Había, una vez, un sabio maestro que paseaba por un bosque con su fiel discípulo. Vio, a lo lejos, un sitio de apariencia pobre, y decidió hacer una breve visita al lugar. Durante el camino le comentó al aprendiz sobre la importancia de visitar a la gente, de conocer personas, y las oportunidades de aprendizaje que tenemos de estas experiencias. Cuando llegaron al lugar, comprobaron la pobreza en que vivía aquella familia, un matrimonio con tres hijos, en una casa de madera muy deteriorada, vestidos con ropas sucias y rotas, y descalzos.
El maestro le preguntó al padre de familia:
-¿Qué es lo que hacen para sobrevivir? ¿ trabajan la tierra ?
El señor calmadamente respondió:
- No trabajamos en nada, amigo. Tenemos una vaquita que nos da varios litros de leche todos los días. Una parte del producto la vendemos o cambiamos por otros alimentos, en la ciudad vecina, y con la otra parte producimos queso, cuajada, etc., para nuestro consumo; y así es como vamos sobreviviendo, sin necesidad de trabajar.
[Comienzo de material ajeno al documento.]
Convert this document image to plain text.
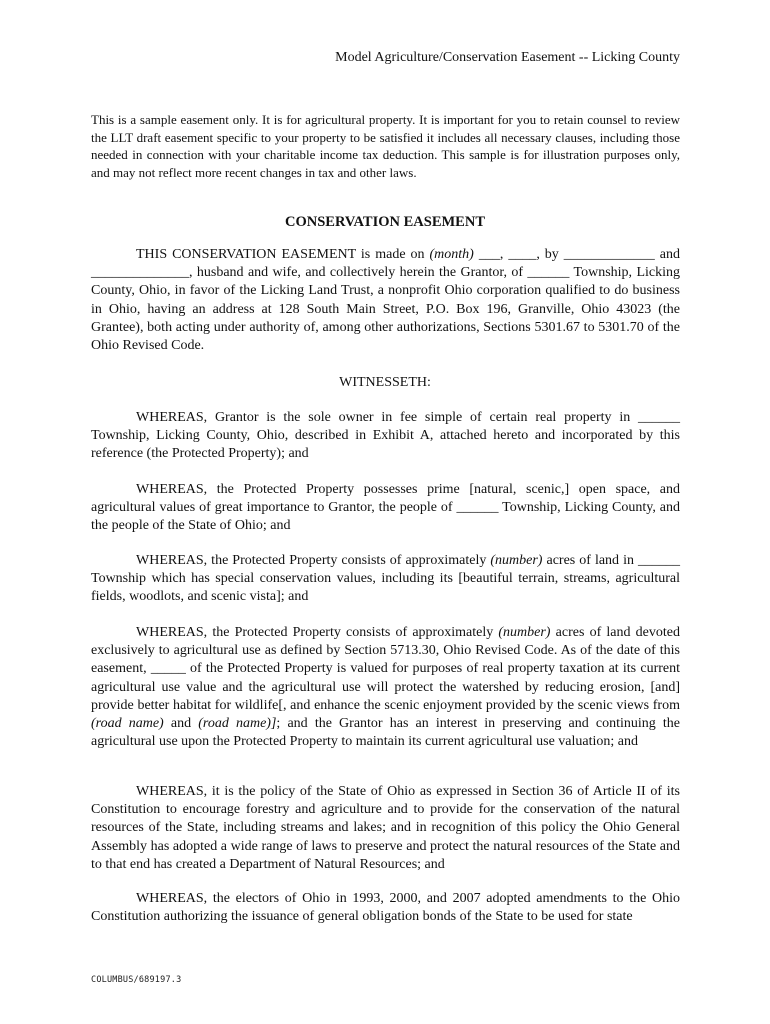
Model Agriculture/Conservation Easement -- Licking County
This is a sample easement only. It is for agricultural property. It is important for you to retain counsel to review the LLT draft easement specific to your property to be satisfied it includes all necessary clauses, including those needed in connection with your charitable income tax deduction. This sample is for illustration purposes only, and may not reflect more recent changes in tax and other laws.
CONSERVATION EASEMENT
THIS CONSERVATION EASEMENT is made on (month) ___, ____, by _____________ and ______________, husband and wife, and collectively herein the Grantor, of ______ Township, Licking County, Ohio, in favor of the Licking Land Trust, a nonprofit Ohio corporation qualified to do business in Ohio, having an address at 128 South Main Street, P.O. Box 196, Granville, Ohio 43023 (the Grantee), both acting under authority of, among other authorizations, Sections 5301.67 to 5301.70 of the Ohio Revised Code.
WITNESSETH:
WHEREAS, Grantor is the sole owner in fee simple of certain real property in ______ Township, Licking County, Ohio, described in Exhibit A, attached hereto and incorporated by this reference (the Protected Property); and
WHEREAS, the Protected Property possesses prime [natural, scenic,] open space, and agricultural values of great importance to Grantor, the people of ______ Township, Licking County, and the people of the State of Ohio; and
WHEREAS, the Protected Property consists of approximately (number) acres of land in ______ Township which has special conservation values, including its [beautiful terrain, streams, agricultural fields, woodlots, and scenic vista]; and
WHEREAS, the Protected Property consists of approximately (number) acres of land devoted exclusively to agricultural use as defined by Section 5713.30, Ohio Revised Code. As of the date of this easement, _____ of the Protected Property is valued for purposes of real property taxation at its current agricultural use value and the agricultural use will protect the watershed by reducing erosion, [and] provide better habitat for wildlife[, and enhance the scenic enjoyment provided by the scenic views from (road name) and (road name)]; and the Grantor has an interest in preserving and continuing the agricultural use upon the Protected Property to maintain its current agricultural use valuation; and
WHEREAS, it is the policy of the State of Ohio as expressed in Section 36 of Article II of its Constitution to encourage forestry and agriculture and to provide for the conservation of the natural resources of the State, including streams and lakes; and in recognition of this policy the Ohio General Assembly has adopted a wide range of laws to preserve and protect the natural resources of the State and to that end has created a Department of Natural Resources; and
WHEREAS, the electors of Ohio in 1993, 2000, and 2007 adopted amendments to the Ohio Constitution authorizing the issuance of general obligation bonds of the State to be used for state
COLUMBUS/689197.3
El sabio contempló aquel lugar, durante un breve espacio de tiempo, agradeció la información, se despidió y siguió andando con su discípulo, en silencio.
Al cabo de un rato, se volvió hacia su fiel discípulo y le ordenó:
- Vuelve, busca la vaquita, llévela al precipicio de allí enfrente y empújela al barranco.
El joven se quedo perplejo ante la orden que le daba su maestro. ¿Cómo iba a despeñar la vaquita por el barranco, si era el único sustento de aquella familia? ¿Había perdido el juicio? Así se lo manifestó a su maestro, pero éste siguió andando, en el más absoluto silencio, sin tan siquiera mirarle. Entendió que la orden era irrevocable. Volvió, encontró la vaquita y, sin entender nada, la precipitó por el barranco, tal y como ordenara su maestro, y la vió morir. Nunca olvidaría aquella escena que quedó grabada en su memoria para siempre.
Un día, pasados algunos años, el joven, agobiado por la culpa, resolvió abandonar a su maestro y todas su enseñanzas y regresar a aquel lugar, contarle todo a la familia, pedir perdón y ofrecerles su ayuda para compensarlos por el mal que les había hecho.
Así lo hizo, y, a medida que se aproximaba al lugar, lo iba viendo todo muy cambiado. La mísera cabaña había desaparecido y, en su lugar, había una magnífica casa, con una chimenea humeante, rodeada de un huerto muy bien cultivado, con árboles cargados de frutos, y con un jardín donde jugaban algunos niños.
El joven se sintió triste y desesperado al pensar que aquella humilde familia, al quedarse sin su vaquita, hubiese tenido que vender el terreno para sobrevivir, marchándose a otro lugar. ¿Habría llegado tarde? Aceleró el paso y, a su llegada, lo recibió un señor muy amable, a quien el joven preguntó por la familia que vivía allí, hacía unos cuatro años. El señor respondió que seguían viviendo allí. El joven entró rápido en la casa y confirmó que era la misma familia que visitó, hacía algunos años, con el maestro. Sin entender, preguntó al señor (el dueño de la vaquita):
- ¿Qué hizo para mejorar este lugar y cambiar de vida?
El señor entusiasmado le respondió:
-Nosotros teníamos una vaquita que cayó por el precipicio y murió. Desde entonces, nos vimos en la necesidad de hacer otras cosas, buscar otros medios de vida y desarrollar otras capacidades. Aquella desgracia cambió nuestra vida, al descubrir lo que éramos y las habilidades que teníamos por desarrollar.
Aquel discípulo volvió con su maestro y permaneció a su lado, creciendo en sabiduría.